Malgré le mètre de neige au Canada, les conclusions du G7 sont arrivées jusqu’à nous : il faut à tout prix continuer les perfusions et les injections. Le malade reste gravement atteint. Toute interruption des plans de relance ferait à coup sûr rechuter l’économie…
Sauf que ce malade exsangue est en train de faire plonger les Etats. La dialyse atteint ses limites. Nous sommes en train de vider les Etats de leur sang ! Après l’Islande et la Grèce, voilà que les risques pèsent sur le Portugal, l’Espagne, et même l’Italie. A quand la France et les Etats-Unis ?
Les dettes gonflent, les déficits se creusent, les spéculateurs jouent l’implosion du système. Et comble de malheur, les poches du contribuable sont vides…
Coup double ! Triple que dis-je…
Cette semaine encore, les spéculateurs et autres hedge funds ont joué contre la Grèce à coups de dizaines de millions de dollars, et ont shorté les marchés actions et l’euro en parallèle.
Coup double… Triple que dis-je ! Ils ont dû faire le plein de plus-values… insensé !
Leur stratégie ? Proche du billard à trois bandes… Générer la panique en faisant gonfler le spread entre le taux grec et le bund de référence, puis jouer les plongeons de l’euro et des marchés actions. Un coup de maître…

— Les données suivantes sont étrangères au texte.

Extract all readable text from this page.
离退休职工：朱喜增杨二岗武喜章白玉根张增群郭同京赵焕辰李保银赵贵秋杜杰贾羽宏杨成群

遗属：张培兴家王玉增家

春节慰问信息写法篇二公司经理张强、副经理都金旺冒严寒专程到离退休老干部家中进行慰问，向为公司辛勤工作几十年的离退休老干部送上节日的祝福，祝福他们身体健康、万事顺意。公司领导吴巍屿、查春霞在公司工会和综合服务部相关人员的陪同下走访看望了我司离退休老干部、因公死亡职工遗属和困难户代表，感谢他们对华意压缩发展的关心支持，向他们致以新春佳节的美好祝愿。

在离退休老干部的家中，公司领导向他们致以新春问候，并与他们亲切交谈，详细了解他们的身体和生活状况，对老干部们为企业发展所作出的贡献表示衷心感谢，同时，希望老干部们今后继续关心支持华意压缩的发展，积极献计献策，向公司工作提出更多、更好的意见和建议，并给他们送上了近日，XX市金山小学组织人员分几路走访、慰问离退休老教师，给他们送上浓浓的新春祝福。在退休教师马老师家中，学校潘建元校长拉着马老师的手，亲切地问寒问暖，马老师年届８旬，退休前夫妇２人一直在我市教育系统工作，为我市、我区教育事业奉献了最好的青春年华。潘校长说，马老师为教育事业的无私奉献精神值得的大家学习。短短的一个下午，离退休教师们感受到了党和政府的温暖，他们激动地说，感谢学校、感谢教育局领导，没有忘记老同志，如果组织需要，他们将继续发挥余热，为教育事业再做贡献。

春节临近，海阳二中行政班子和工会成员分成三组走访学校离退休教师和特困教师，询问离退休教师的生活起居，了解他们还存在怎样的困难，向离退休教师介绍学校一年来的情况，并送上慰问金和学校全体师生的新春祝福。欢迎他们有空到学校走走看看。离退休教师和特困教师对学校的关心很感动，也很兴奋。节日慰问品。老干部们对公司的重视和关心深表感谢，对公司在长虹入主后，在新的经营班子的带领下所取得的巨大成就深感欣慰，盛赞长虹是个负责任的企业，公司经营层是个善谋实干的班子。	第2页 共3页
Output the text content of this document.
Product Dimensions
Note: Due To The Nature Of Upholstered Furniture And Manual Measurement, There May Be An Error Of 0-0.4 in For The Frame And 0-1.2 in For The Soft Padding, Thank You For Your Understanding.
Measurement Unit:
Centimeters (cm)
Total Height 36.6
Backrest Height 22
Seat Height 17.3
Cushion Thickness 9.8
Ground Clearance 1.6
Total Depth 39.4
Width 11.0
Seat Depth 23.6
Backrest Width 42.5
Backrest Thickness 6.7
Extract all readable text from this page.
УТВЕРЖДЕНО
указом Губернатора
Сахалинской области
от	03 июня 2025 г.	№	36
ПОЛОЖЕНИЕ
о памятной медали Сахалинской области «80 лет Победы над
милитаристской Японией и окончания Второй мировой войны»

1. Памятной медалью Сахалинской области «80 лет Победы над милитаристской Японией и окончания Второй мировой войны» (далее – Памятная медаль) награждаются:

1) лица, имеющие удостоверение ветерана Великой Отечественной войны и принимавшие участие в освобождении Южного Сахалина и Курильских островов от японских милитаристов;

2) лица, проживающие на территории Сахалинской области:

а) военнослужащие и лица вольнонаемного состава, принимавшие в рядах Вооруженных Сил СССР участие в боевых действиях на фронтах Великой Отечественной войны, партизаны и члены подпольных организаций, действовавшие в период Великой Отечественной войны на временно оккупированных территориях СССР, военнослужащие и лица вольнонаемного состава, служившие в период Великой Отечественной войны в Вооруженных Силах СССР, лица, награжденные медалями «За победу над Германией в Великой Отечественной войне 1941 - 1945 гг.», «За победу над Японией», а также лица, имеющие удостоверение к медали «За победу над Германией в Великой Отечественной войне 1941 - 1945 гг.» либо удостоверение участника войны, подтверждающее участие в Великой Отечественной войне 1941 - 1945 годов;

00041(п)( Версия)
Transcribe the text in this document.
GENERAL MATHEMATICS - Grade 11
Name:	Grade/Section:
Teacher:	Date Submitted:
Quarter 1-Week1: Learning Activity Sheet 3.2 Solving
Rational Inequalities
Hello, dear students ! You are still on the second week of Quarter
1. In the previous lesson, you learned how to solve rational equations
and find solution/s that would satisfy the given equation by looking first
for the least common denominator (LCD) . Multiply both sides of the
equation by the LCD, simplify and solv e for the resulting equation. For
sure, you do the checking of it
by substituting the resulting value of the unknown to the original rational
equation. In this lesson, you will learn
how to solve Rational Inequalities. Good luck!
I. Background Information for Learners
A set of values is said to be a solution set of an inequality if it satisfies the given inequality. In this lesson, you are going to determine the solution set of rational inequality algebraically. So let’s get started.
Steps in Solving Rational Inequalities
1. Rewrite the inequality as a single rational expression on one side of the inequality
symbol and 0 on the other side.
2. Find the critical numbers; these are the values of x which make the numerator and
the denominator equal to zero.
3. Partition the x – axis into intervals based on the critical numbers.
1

Surtout un coup de plus, qui nous pousse à vitesse grand V vers le W !
L’euro plonge, victime de ses convulsions internes violentes
Grèce, Portugal, Espagne, Italie… les Etats du "Club Med" font vaciller la Zone euro. La Grèce ira-t-elle à la faillite ? Faut-il la sauver au risque de faire imploser l’euro ? La BCE va-t-elle se mettre à acheter des "actifs pourris" comme la Fed et la Banque centrale anglaise pour sauver tout ce petit monde ?
L’Allemagne frappe du poing sur la table. Trop, c’est trop. Alors chacun pour soi et Dieu pour tous ! Je crois bien que je suis à deux doigts de penser qu’elle a raison. Trop de monde dans cette Zone euro. Trop de divergences. Ca ne peut pas marcher…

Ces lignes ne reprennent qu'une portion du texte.